Bogotá. In Kolumbien fordert ein Erdrutsch mindestens 60 Menschenleben

„Es hörte sich an wie eine Bombe“, erzählte Alba Herrera. Es war 3.00 Uhr nachts in La Margarita, als sie mit ihrem Kind vor den reißenden Schlamm- und Wassermassen wegrannte. Die zwei konnten sich auf einer Anhöhe in Sicherheit bringen. Viele ihrer Nachbarn am Fluss Liboriana in dem Bergtal in Kolumbien schafften es nicht. „Ich sah, wie ein Mädchen von einem Balkon in die Flut sprang und verschwand“, sagte sie der Zeitung „El Colombiano“. Bei Tageslicht zeigte sich die volle Zerstörungskraft der Todesflut: Kaputte Häuser waren mit entwurzelten Bäumen und Schlamm zu großen Haufen zusammengeschoben.

Der Fluss Liboriana und die rund 800 Bewohner von La Margarita teilten sich die enge Schlucht mit den felsigen Hängen. Starke Regenfälle hatten jedoch das Wasser stark anschwellen lassen. In nur vier Tagen sei in der Region fast die durchschnittliche Regenmenge des gesamten Monats Mai gefallen, erläuterte der Leiter der kolumbianischen Wetterwarte dem Rundfunksender RCN. Der Fluss donnerte daraufhin wie eine Lawine durchs Tal.

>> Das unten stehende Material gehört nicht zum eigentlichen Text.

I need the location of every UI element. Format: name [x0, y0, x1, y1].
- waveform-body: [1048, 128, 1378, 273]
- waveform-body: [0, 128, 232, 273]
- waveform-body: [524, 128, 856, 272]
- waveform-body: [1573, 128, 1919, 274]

Mehr als 60 Leichen waren am Montag geborgen worden. Doppelt so viel Menschen galten noch als vermisst in der kleinen Ortschaft 520 Kilometer nordwestlich der Hauptstadt Bogotá.

Die Flut sei vor allem an den Hängen des 3000 Meter hohen Berges Cerro Plateado entstanden, erläuterte Staatschef Juan Manuel Santos nach seinem Flug über die Unglücksregion. Er rief den Notstand in dem Gebiet aus und kündigte Hilfsmaßnahmen an.

Die Rettungsmannschaften suchten weiter entlang des Flusses nach Menschen in Not und hatten wenig Hoffnung, Überlebende zu finden. Unterdessen gab es für diejenigen, die die Schlammlawine überlebt hatten, noch keine Entwarnung: In den nächsten Tagen soll es weiter regnen.